Die Eder als größerer Vorfluter kann verbleibende Restbelastungen besser kompensieren. Dennoch bleiben kontinuierliche Messungen entscheidend, um die tatsächliche Wirksamkeit der Maßnahmen zu überprüfen.
Bewertung durch das Kompetenzzentrum Wasser Hessen
Aus Sicht des KWH ist die Nachrüstung der Abwasserbehandlung ein sinnvoller und zukunftsweisender Schritt.
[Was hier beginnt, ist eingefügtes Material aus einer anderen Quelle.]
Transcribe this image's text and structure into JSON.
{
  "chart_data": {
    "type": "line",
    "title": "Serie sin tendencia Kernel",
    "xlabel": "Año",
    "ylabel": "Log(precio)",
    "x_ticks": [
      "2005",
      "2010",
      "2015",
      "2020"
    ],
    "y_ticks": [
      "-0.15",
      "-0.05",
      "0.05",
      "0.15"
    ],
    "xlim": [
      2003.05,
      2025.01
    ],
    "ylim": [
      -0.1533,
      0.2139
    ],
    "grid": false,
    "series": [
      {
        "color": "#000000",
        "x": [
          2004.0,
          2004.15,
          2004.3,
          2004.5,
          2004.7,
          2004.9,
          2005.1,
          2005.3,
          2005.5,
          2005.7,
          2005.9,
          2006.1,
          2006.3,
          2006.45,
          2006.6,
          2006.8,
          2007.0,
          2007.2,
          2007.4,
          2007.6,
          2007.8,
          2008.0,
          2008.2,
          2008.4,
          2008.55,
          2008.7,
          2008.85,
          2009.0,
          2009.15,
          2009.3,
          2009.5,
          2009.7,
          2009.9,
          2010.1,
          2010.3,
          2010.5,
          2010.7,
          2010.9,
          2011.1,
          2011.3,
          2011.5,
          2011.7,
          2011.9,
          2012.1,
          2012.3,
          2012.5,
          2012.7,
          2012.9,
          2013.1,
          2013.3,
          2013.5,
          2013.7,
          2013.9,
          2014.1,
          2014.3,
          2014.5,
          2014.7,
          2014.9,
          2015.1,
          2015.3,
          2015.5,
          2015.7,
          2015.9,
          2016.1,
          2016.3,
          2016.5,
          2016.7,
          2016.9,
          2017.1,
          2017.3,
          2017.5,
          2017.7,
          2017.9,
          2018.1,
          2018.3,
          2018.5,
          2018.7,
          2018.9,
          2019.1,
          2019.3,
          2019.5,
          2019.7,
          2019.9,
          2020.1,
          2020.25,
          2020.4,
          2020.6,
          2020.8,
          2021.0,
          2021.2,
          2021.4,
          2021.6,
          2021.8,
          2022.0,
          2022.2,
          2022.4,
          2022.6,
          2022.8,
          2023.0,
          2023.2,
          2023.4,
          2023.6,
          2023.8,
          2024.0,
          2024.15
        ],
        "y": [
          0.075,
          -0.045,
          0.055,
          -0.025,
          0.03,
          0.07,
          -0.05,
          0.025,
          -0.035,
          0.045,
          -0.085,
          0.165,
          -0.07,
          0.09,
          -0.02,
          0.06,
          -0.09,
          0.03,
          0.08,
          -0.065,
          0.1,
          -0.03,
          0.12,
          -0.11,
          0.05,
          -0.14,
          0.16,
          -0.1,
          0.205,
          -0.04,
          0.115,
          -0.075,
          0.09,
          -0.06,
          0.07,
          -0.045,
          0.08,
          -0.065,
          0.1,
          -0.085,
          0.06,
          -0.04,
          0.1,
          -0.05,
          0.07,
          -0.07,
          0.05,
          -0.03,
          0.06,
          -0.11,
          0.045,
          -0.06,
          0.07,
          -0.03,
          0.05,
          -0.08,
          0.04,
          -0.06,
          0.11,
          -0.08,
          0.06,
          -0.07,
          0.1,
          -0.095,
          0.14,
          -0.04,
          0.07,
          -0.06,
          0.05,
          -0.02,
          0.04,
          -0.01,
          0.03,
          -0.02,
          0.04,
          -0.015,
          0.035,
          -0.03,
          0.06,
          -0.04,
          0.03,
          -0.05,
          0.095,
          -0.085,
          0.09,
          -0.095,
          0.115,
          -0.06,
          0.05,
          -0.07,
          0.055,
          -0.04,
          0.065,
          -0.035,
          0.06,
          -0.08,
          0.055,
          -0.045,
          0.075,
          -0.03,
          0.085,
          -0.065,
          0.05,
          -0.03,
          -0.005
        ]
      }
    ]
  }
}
Vor allem die Einführung der zusätzlichen Reinigungsstufe entspricht dem Stand der Technik und stellt eine deutliche Verbesserung gegenüber der bisherigen Reinigungsleistung dar.
Gleichzeitig zeigt der Fall, dass für resistente Keime und Antibiotikarückstände dringend klare rechtliche Vorgaben benötigt werden. Die wissenschaftliche Bewertung solcher Belastungen muss künftig fester Bestandteil der Abwasserüberwachung sein.
Weitere Untersuchungen und Beobachtungen sind daher zentral. Das KWH empfiehlt, die Effekte der Maßnahme in den kommenden Monaten gezielt zu erfassen. Nur so lässt sich zuverlässig beurteilen, ob die Maßnahmen ihre volle Wirkung entfaltet und wie sich die Gewässerqualität sowie die Biodiversität in den beiden Gewässern entwickeln.
Der Beitrag beruht auf Meldungen der Hessenschau vom 3. November 2025 sowie der HNA vom 19. November 2025.